1763 ist erstmals ein jüdischer Betraum für Krefeld belegt. 1764 und 1853 wurden Neubauten eingeweiht - das Foto oben zeigt die 1853 erbaute Synagoge Ecke Marktstraße / Petersstraße in dem Zustand, in dem das Gebäude 1903 war. Erkennbar sind viele Zierspitzen - eine von ihnen könnte jetzt entdeckt worden sein. 1928 lebten in Krefeld 1544 Juden, in Linn 19, in Bockum 65, in Fischeln zwölf, in Uerdingen 177 und in Hüls 60. Die Krefelder Synagoge war Postkartenmotiv, über dem Eingang stand in Hebräisch und Deutsch zu lesen: "Herr, ich liebe Deines Hauses Stätte und den Ort, wo Deine Herrlichkeit thront."

Foto: Stadtarchiv

Erst 1939 wurden die Reste der Synagoge abgerissen, der Schutt abgeräumt und der Platz auf Befehl Himmlers zu einem Parkplatz eingeebnet. In dieser Phase soll es zur Rettung jener Spitze gekommen sein, die jetzt der jüdischen Gemeinde angetragen wurde. Demnach sollen jüdische Gemeindevertreter einen Schneider, der viel für Gemeindemitglieder gearbeitet hat, gebeten haben, ein Erinnerungsstück aus den Schuttmassen zu bergen und aufzubewahren. Der Mann hat es offenbar getan und sein kleines Erinnerungsmal angelegt.

Ingrid Schupetta, Leiterin der NS-Dokumentationsstelle Villa Merländer, kennt diese Geschichte nicht, hält sie aber für möglich.

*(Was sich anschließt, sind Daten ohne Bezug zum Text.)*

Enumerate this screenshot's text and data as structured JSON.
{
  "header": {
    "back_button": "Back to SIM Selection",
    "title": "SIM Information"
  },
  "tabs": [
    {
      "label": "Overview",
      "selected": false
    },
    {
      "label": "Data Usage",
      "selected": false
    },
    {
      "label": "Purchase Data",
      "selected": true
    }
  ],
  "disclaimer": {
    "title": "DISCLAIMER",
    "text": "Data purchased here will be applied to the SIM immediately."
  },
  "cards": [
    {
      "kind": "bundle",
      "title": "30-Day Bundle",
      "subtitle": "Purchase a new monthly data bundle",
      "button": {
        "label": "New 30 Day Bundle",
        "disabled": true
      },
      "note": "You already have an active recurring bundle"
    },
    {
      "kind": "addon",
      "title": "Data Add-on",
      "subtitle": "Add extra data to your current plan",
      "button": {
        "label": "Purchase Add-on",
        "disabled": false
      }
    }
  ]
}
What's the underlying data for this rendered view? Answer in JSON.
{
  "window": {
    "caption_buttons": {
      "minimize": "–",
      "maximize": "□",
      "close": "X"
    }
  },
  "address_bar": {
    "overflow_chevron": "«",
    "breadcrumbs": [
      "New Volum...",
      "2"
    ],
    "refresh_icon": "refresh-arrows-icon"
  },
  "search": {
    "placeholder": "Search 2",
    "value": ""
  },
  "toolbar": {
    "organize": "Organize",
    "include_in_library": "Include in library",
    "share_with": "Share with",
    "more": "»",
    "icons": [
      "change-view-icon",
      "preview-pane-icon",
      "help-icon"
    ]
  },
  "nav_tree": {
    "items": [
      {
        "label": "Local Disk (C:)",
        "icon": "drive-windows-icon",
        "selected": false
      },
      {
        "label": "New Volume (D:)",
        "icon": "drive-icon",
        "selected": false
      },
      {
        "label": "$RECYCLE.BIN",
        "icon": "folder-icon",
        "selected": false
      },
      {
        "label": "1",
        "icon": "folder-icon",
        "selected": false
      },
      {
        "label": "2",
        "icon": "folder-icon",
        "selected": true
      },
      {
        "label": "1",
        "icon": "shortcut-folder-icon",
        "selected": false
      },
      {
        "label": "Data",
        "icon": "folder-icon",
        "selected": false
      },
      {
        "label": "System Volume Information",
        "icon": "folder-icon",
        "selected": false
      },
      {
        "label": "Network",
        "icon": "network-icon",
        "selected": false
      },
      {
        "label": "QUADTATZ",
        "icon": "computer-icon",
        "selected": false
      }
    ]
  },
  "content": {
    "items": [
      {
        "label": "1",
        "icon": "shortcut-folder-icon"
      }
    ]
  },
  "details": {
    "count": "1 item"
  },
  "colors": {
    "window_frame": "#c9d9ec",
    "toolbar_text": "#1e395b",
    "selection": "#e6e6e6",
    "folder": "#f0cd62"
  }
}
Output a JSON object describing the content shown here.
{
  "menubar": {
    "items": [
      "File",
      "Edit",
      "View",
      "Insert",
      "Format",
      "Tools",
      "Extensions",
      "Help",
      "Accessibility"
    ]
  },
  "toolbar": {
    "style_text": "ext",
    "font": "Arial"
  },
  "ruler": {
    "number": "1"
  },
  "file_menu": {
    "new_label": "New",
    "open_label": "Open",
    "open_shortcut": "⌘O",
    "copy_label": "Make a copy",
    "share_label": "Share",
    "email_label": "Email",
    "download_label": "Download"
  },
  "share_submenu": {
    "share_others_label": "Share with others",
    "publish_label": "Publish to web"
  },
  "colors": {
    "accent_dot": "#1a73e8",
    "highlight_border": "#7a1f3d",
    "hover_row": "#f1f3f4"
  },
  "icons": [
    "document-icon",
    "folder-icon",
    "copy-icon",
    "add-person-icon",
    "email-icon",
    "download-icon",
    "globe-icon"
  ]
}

Nach dem Pogrom, so berichtet sie, kam es zu einer Verhaftungswelle in der Gemeinde: 50 Männer wurden im KZ Dachau inhaftiert, später wieder freigelassen.

Bis zu dem Pogrom haben wohl viele Krefelder Juden noch gedacht, dass "so etwas" wie Bedrückung, Misshandlung oder gar Mord doch nicht in Krefeld stattfinden könnte - "nach den Tagen im November und den Verhaftungen war auch dem Letzten klar, dass es ums Überleben ging", resümiert Schupetta. Wer nicht floh, wurde deportiert, viele im KZ umgebracht. Für Schupetta ist es denkbar, dass in dieser Stimmung des Schreckens und der Erkenntnis sich jüdische Gemeindemitglieder an einen Vertrauten gewendet und um Aufbewahrung eines Erinnerungsstücks gebeten haben. Wer fliehen wollte, konnte keine Steine mitnehmen - und das regelrecht apokalyptische Bewusstsein, dass hier endgültig die Geschichte der jüdischen Gemeinde in Deutschland zu Ende gegangen war, dürfte viele gepackt haben.

Bewiesen ist die Geschichte nicht. Untersuchungen sollen zeigen, ob es sich um einen Überrest der schönen Krefelder Synagoge handelt. Was wäre diese Innenstadt, wenn sie noch stehen würde.